· 7 min read ·

Phase Blindness: What Meilisearch's Allocator Experiments Reveal About Memory Under Real Load

Source: lobsters

The memory allocator is one of those components that most programs never need to think about. Pick the system default, ship it, and the allocator quietly handles every Box::new, Vec::push, and HashMap::insert for the life of the process. For most programs this is the right call. For a search engine doing sustained indexing under concurrent query load, it is almost certainly wrong, and the recent investigation by Clément Renault (kerollmops) into Meilisearch’s allocator behavior illustrates why in concrete terms.

The title signals what the experiments found: one allocator behaved well, one misbehaved, and one leaked. Working out which is which, and why the outcomes were predictable, requires understanding the shape of the problem those allocators are being asked to solve.

The Bimodal Memory Problem in Search Engines

Meilisearch has two fundamentally different workloads running in the same process. During indexing, the engine ingests documents, tokenizes them, constructs intermediate posting list data, merges sorted runs, and writes everything to LMDB. During search, the engine parses queries, intersects Roaring Bitmap posting lists from LMDB’s memory-mapped pages, and scores and ranks candidates.

These two workloads produce almost opposite allocation patterns.

Indexing allocates heavily and variably: short token strings, variable-length posting list entries, merge buffers that expand and contract, per-document metadata blobs. The allocations are ephemeral, but they span a wide range of sizes and live for the duration of processing one document or batch. When a batch finishes and those allocations are freed, they leave holes of many different sizes scattered through the heap.

Search allocates predictably and repetitively: small score accumulators, Roaring Bitmap scratch buffers, result ranking structures. These are short-lived, turn over rapidly, and are much more uniform in size. If the heap is already fragmented from indexing, the spatial locality of these small search allocations degrades, and RSS sits elevated even when most of the heap is technically “free.”

This is the textbook external fragmentation scenario, made worse by the fact that search and indexing can run concurrently. Indexing’s large transient allocations interleave with search’s small persistent ones in the heap, and when the indexing allocations are freed, the heap looks like a gap-filled street: each small search allocation is an inhabited building with an empty lot beside it.

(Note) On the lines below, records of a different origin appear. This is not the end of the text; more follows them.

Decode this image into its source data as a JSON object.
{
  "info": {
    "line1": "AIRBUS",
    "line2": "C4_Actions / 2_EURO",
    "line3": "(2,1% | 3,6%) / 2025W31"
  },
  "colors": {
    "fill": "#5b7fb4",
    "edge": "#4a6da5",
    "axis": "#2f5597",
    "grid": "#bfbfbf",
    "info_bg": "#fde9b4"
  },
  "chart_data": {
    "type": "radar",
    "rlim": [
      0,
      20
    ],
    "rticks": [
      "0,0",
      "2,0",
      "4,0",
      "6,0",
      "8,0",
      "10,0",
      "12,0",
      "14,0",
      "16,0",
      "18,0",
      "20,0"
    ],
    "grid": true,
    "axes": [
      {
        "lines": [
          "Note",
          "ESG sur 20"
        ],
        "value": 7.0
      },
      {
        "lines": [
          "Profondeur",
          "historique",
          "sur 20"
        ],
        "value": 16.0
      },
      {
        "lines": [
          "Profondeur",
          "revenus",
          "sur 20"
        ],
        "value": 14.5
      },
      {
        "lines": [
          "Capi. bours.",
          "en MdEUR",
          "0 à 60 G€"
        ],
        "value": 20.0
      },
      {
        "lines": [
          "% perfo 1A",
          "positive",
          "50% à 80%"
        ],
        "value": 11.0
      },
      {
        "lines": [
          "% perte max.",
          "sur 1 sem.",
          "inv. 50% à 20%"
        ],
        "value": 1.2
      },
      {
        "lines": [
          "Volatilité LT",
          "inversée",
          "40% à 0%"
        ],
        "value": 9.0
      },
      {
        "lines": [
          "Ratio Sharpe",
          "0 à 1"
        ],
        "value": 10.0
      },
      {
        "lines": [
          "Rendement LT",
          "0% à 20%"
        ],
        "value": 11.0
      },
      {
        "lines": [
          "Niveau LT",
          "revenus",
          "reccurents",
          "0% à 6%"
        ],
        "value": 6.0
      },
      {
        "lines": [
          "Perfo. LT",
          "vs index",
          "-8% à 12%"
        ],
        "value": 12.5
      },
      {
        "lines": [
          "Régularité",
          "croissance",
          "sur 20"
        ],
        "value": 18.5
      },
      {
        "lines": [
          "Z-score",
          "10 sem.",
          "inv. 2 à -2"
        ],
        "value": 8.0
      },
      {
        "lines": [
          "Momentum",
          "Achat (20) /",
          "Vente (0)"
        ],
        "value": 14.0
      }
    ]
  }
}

jemalloc: The Reliable Default and Its Decay Behavior

jemalloc (Jason Evans malloc, originally written for FreeBSD in 2005 and maintained primarily by Meta) is the canonical choice for high-performance Rust servers. Meilisearch sets it as the global allocator via tikv-jemallocator:

use tikv_jemallocator::Jemalloc;

#[global_allocator]
static GLOBAL: Jemalloc = Jemalloc;

This single declaration routes all alloc::* operations through jemalloc for the lifetime of the process. The arena model assigns threads to independent heaps (4 × CPU count by default), each with its own free lists, slab metadata, and dirty page tracking. The per-thread tcache makes allocation lock-free on the hot path: small allocations hit the tcache with essentially no synchronization. For search-phase workloads, this is excellent behavior.

The problem surfaces after heavy indexing. jemalloc’s dirty page decay mechanism, controlled by dirty_decay_ms (default 10,000 ms) and muzzy_decay_ms (default 5,000 ms), intentionally holds freed memory in a decay queue rather than immediately returning it to the OS. This amortizes the cost of mmap/munmap syscalls across time. The consequence is that RSS stays elevated for up to ten seconds after a large indexing burst, and under continuous indexing load, the decay queue never fully drains.

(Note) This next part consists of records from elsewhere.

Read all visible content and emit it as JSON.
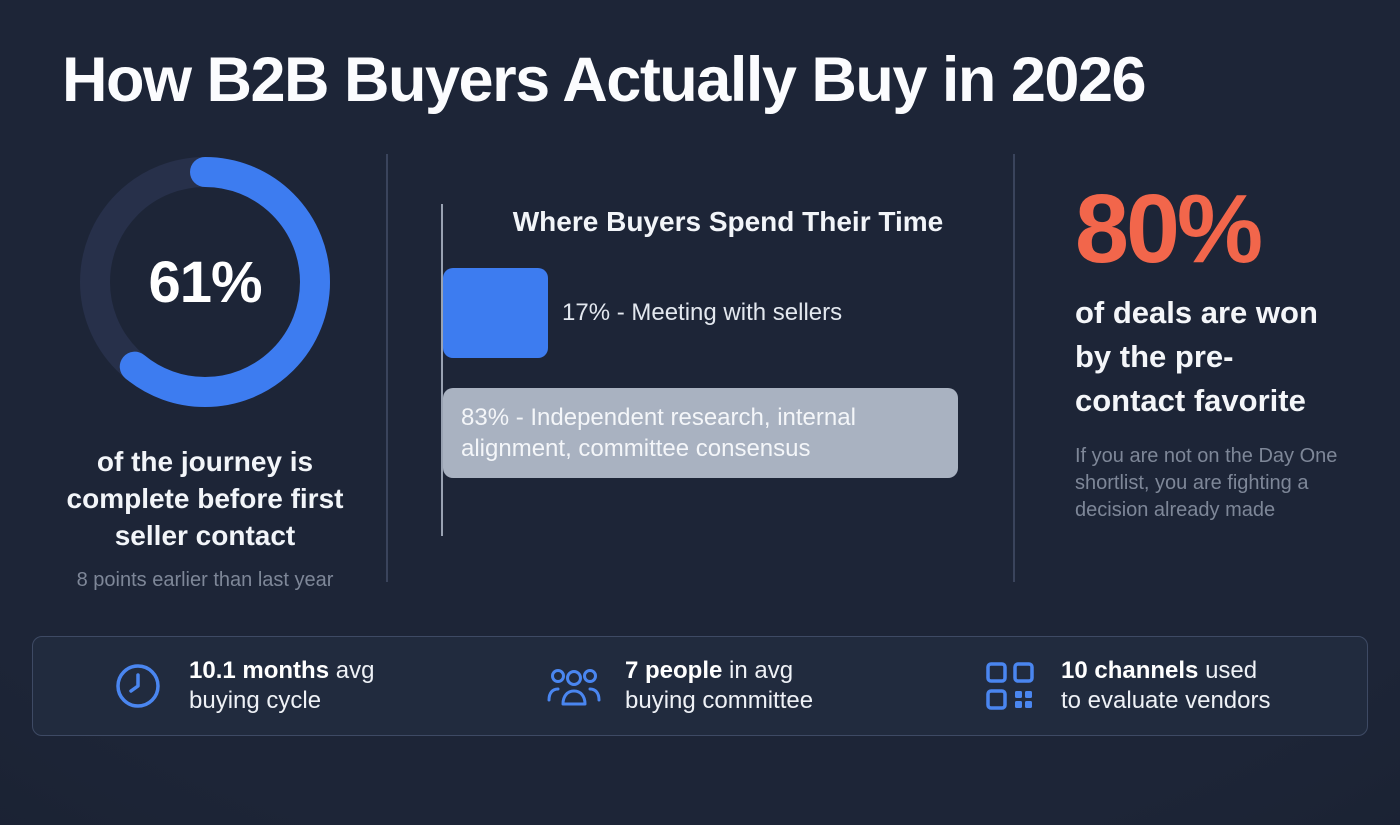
{
  "title": "How B2B Buyers Actually Buy in 2026",
  "colors": {
    "background": "#1d2537",
    "accent_blue": "#3d7cf0",
    "accent_orange": "#f2664b",
    "bar_gray": "#a9b2c1",
    "donut_track": "#27304a",
    "muted_text": "#7e8798"
  },
  "donut": {
    "center_label": "61%",
    "description": "of the journey is complete before first seller contact",
    "note": "8 points earlier than last year"
  },
  "time_chart": {
    "title": "Where Buyers Spend Their Time",
    "bars": [
      {
        "value": 17,
        "label": "17% - Meeting with sellers",
        "color": "#3d7cf0",
        "label_placement": "outside"
      },
      {
        "value": 83,
        "label": "83% - Independent research, internal alignment, committee consensus",
        "color": "#a9b2c1",
        "label_placement": "inside"
      }
    ]
  },
  "highlight": {
    "percent": "80%",
    "description": "of deals are won by the pre-contact favorite",
    "note": "If you are not on the Day One shortlist, you are fighting a decision already made"
  },
  "footer": {
    "stats": [
      {
        "icon": "clock-icon",
        "bold": "10.1 months",
        "line1_rest": " avg",
        "line2": "buying cycle"
      },
      {
        "icon": "people-icon",
        "bold": "7 people",
        "line1_rest": " in avg",
        "line2": "buying committee"
      },
      {
        "icon": "channels-icon",
        "bold": "10 channels",
        "line1_rest": " used",
        "line2": "to evaluate vendors"
      }
    ]
  },
  "chart_data": [
    {
      "type": "pie",
      "subtype": "donut",
      "title": "61% of the journey is complete before first seller contact",
      "labels": [
        "Journey complete before first seller contact",
        "Remaining"
      ],
      "values": [
        61,
        39
      ],
      "colors": [
        "#3d7cf0",
        "#27304a"
      ],
      "center_label": "61%"
    },
    {
      "type": "bar",
      "orientation": "horizontal",
      "title": "Where Buyers Spend Their Time",
      "categories": [
        "Meeting with sellers",
        "Independent research, internal alignment, committee consensus"
      ],
      "values": [
        17,
        83
      ],
      "unit": "%",
      "xlim": [
        0,
        100
      ],
      "colors": [
        "#3d7cf0",
        "#a9b2c1"
      ],
      "legend": false,
      "grid": false
    }
  ]
}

You can observe this divergence using tikv-jemalloc-ctl:

use tikv_jemalloc_ctl::{epoch, stats};

epoch::mib().unwrap().advance().unwrap();
let allocated = stats::allocated::mib().unwrap().read().unwrap();
let resident  = stats::resident::mib().unwrap().read().unwrap();
println!("fragmentation ratio: {:.2}", resident as f64 / allocated as f64);

Ratios of 2.0 to 4.0 are commonly reported for search engines under sustained mixed load, even when jemalloc is otherwise performing correctly. The heap is not broken; it is doing exactly what it was designed to do. The disconnect is that jemalloc has no knowledge of which allocations were transient indexing work and which were long-lived search structures. It treats all freed memory with the same decay policy.

One lever Meilisearch can pull is embedding a custom malloc_conf string at build time through tikv-jemalloc-sys to tune decay aggressiveness:

JEMALLOC_SYS_WITH_MALLOC_CONF="background_thread:true,dirty_decay_ms:1000,muzzy_decay_ms:0"

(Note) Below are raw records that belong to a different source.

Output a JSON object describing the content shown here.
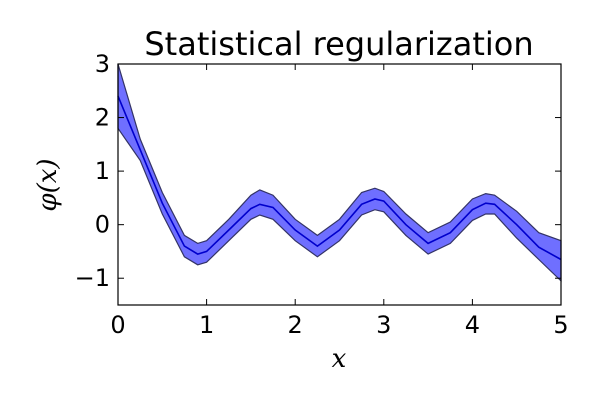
{
  "chart_data": {
    "type": "line",
    "title": "Statistical regularization",
    "xlabel": "x",
    "ylabel": "φ(x)",
    "xlim": [
      0,
      5
    ],
    "ylim": [
      -1.5,
      3
    ],
    "x_ticks": [
      "0",
      "1",
      "2",
      "3",
      "4",
      "5"
    ],
    "y_ticks": [
      "3",
      "2",
      "1",
      "0",
      "−1"
    ],
    "x_tick_values": [
      0,
      1,
      2,
      3,
      4,
      5
    ],
    "y_tick_values": [
      3,
      2,
      1,
      0,
      -1
    ],
    "grid": false,
    "colors": {
      "line": "#0000cc",
      "band_fill": "#6f6fff",
      "band_edge": "#333366"
    },
    "series": [
      {
        "kind": "line",
        "x": [
          0,
          0.25,
          0.5,
          0.75,
          0.9,
          1.0,
          1.25,
          1.5,
          1.6,
          1.75,
          2.0,
          2.25,
          2.5,
          2.75,
          2.9,
          3.0,
          3.25,
          3.5,
          3.75,
          4.0,
          4.15,
          4.25,
          4.5,
          4.75,
          5.0
        ],
        "y": [
          2.4,
          1.4,
          0.4,
          -0.4,
          -0.55,
          -0.5,
          -0.1,
          0.3,
          0.38,
          0.32,
          -0.1,
          -0.4,
          -0.1,
          0.38,
          0.48,
          0.44,
          0.0,
          -0.35,
          -0.15,
          0.28,
          0.4,
          0.38,
          0.0,
          -0.42,
          -0.65
        ]
      },
      {
        "kind": "band",
        "x": [
          0,
          0.25,
          0.5,
          0.75,
          0.9,
          1.0,
          1.25,
          1.5,
          1.6,
          1.75,
          2.0,
          2.25,
          2.5,
          2.75,
          2.9,
          3.0,
          3.25,
          3.5,
          3.75,
          4.0,
          4.15,
          4.25,
          4.5,
          4.75,
          5.0
        ],
        "upper": [
          3.0,
          1.6,
          0.6,
          -0.2,
          -0.35,
          -0.3,
          0.1,
          0.55,
          0.65,
          0.55,
          0.1,
          -0.2,
          0.1,
          0.6,
          0.68,
          0.62,
          0.2,
          -0.15,
          0.05,
          0.48,
          0.58,
          0.55,
          0.25,
          -0.15,
          -0.3
        ],
        "lower": [
          1.8,
          1.2,
          0.2,
          -0.6,
          -0.75,
          -0.7,
          -0.3,
          0.1,
          0.18,
          0.1,
          -0.3,
          -0.6,
          -0.3,
          0.18,
          0.28,
          0.24,
          -0.2,
          -0.55,
          -0.35,
          0.08,
          0.2,
          0.2,
          -0.25,
          -0.65,
          -1.05
        ]
      }
    ]
  }
}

Setting dirty_decay_ms aggressively low reduces RSS peaks at the cost of more frequent syscalls. Whether that trade-off is acceptable depends entirely on the indexing throughput requirements.

mimalloc: Different Architecture, Familiar Challenges

mimalloc (from Microsoft Research, authored by Daan Leijen in 2019) takes a structurally different approach. Rather than global arenas, it uses per-thread heaps with sharded free lists within each page. The sharding separates the owning thread’s local free list, which is entirely lock-free, from a thread_free list that other threads post freed objects to via atomic compare-and-swap. The owning thread merges them periodically. This design makes mimalloc particularly strong under workloads with high cross-thread free rates, which map well to web servers and request-response patterns.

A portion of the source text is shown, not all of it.